Platforms such as Efemarai enable ML teams to stress test their models in a continuous integration fashion and collaborate when investigating issues.


Through stress testing and the creation of high-fidelity simulation, one aims to find alternative methods of representing the problem space. An advantage of simulations is being able to work on multiple levels of abstractions - from semantic scene representation to full-scale realistic renderings. This creates a library of scenarios used for acceptance testing and is a great way to test the entire system on pre-scripted cases. Building an operational domain for simulation, though, requires various simulation aspects to be considered ranging from fidelity, scenarios, confidence in results, amount of computation, etc. Both Unity and Nvidia have simulators that are targeted at robotics. DeepDrive is an open-source simulator for developing and testing self-driving cars. Simulation can also focus on predicting behavior - e.g. of crowds down to physics concepts

Formal Methods

All of the above methods are empirical approximations that evaluate the model across an ever-expanding subset of the true underlying operational domain of the model, and so their results have a statistical nature. Using formal methods, it is possible to mathematically guarantee that a particular behavior of the AI model will be contained within a pre-set boundary. It is a powerful technique, but is currently applicable to the most simple models and neural networks. Training bigger models with verification in mind can expand the supported scales, but the question regarding setting up the domain of operation and productionalizing it remains part of the equation. You can read more in the Introduction to Neural Network Verification book. 

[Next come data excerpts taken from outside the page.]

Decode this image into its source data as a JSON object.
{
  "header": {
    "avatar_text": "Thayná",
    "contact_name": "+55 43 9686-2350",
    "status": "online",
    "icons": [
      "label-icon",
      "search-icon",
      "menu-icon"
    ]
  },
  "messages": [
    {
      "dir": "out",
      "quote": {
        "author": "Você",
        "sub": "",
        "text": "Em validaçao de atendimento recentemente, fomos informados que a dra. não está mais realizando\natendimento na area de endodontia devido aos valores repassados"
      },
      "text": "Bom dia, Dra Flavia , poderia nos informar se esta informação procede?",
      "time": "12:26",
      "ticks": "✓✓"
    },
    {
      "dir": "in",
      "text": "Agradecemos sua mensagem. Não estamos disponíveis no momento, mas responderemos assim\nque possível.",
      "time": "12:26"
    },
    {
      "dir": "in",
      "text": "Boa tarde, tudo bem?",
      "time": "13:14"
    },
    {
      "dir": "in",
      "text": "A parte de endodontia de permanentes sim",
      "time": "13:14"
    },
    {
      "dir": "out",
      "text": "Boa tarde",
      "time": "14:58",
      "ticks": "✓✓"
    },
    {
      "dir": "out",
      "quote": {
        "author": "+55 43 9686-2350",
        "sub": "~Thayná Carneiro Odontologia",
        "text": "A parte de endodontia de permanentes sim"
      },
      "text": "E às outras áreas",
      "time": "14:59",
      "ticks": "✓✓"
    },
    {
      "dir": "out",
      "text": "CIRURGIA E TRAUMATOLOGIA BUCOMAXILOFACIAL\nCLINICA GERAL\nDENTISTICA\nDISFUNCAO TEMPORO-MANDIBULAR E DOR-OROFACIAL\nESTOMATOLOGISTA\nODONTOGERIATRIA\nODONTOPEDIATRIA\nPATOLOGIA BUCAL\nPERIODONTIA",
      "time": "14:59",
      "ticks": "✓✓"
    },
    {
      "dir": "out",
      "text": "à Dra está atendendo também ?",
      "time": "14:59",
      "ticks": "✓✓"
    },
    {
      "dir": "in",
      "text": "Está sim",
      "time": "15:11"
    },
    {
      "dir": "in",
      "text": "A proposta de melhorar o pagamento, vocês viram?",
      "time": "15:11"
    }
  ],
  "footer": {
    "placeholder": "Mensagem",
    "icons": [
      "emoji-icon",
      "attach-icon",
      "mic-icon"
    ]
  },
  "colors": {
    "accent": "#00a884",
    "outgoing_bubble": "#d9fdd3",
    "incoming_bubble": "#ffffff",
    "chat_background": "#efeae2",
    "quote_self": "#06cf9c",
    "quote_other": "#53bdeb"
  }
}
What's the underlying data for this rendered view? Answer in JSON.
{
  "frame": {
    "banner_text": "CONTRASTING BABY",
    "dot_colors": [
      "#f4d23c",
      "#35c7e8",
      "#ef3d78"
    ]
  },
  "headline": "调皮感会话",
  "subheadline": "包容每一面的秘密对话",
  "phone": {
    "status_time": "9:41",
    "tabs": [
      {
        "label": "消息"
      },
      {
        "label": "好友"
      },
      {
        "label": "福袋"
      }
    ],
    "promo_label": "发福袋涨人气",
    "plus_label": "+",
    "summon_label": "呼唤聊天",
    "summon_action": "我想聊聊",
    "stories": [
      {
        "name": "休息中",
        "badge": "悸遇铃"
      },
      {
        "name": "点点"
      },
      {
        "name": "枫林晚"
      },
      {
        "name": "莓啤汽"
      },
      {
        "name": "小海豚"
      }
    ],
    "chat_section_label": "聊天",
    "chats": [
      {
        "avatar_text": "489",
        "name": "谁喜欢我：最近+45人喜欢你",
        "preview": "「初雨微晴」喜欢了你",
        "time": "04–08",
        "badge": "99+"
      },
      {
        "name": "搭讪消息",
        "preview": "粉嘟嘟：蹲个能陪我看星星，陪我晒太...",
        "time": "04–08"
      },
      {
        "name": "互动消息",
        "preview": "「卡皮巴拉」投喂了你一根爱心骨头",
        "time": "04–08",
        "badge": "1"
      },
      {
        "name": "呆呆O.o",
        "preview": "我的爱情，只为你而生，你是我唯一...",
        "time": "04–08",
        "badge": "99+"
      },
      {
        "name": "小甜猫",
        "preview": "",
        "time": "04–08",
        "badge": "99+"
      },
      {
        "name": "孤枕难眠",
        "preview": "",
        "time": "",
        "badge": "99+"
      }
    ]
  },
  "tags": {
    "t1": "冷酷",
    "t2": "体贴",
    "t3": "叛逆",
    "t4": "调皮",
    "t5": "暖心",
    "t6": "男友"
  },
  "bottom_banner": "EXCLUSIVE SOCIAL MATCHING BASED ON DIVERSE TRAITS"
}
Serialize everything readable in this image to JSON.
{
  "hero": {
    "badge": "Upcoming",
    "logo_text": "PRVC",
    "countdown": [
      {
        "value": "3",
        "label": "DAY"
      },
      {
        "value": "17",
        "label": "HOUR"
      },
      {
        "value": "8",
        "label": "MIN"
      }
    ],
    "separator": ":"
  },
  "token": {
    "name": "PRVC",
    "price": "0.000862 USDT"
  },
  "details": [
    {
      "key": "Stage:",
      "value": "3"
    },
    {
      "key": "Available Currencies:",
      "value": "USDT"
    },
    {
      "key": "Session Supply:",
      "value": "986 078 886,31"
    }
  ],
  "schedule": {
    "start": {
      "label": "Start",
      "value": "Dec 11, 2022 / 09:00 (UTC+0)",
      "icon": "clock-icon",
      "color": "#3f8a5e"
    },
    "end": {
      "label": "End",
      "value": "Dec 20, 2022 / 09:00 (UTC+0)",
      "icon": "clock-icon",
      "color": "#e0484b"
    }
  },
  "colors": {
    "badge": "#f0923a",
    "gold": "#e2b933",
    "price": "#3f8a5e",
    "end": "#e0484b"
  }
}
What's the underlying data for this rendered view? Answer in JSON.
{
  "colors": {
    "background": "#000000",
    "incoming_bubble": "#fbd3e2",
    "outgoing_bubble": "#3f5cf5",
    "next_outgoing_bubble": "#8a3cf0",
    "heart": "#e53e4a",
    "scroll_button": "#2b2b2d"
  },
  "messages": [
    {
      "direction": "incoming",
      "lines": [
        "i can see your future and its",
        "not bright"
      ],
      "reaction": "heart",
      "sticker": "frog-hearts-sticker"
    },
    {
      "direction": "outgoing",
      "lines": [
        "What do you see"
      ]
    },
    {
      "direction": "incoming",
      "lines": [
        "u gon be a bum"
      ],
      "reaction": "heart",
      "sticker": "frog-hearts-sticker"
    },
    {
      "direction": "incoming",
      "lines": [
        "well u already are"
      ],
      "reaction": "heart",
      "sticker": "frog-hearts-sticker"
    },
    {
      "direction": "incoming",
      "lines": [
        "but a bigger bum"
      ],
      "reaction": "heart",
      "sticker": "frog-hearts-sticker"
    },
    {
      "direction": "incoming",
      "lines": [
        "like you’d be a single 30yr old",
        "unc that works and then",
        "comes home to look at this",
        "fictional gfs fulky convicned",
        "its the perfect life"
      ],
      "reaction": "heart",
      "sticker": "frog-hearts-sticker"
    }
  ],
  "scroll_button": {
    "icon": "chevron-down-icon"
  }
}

In this article, we have highlighted different strategies for testing machine learning models across axes such as confidence in the obtained result, the complexity of implementing the solution and maintaining it as part of the MLOps stack, and the cost of implementing and running the testing process.

The vast majority of companies are early in their use of the testing landscape techniques, and we invite readers to take steps in the right direction to improve their development processes with a clear focus on QA and as a result start building better, more reliable AI models faster.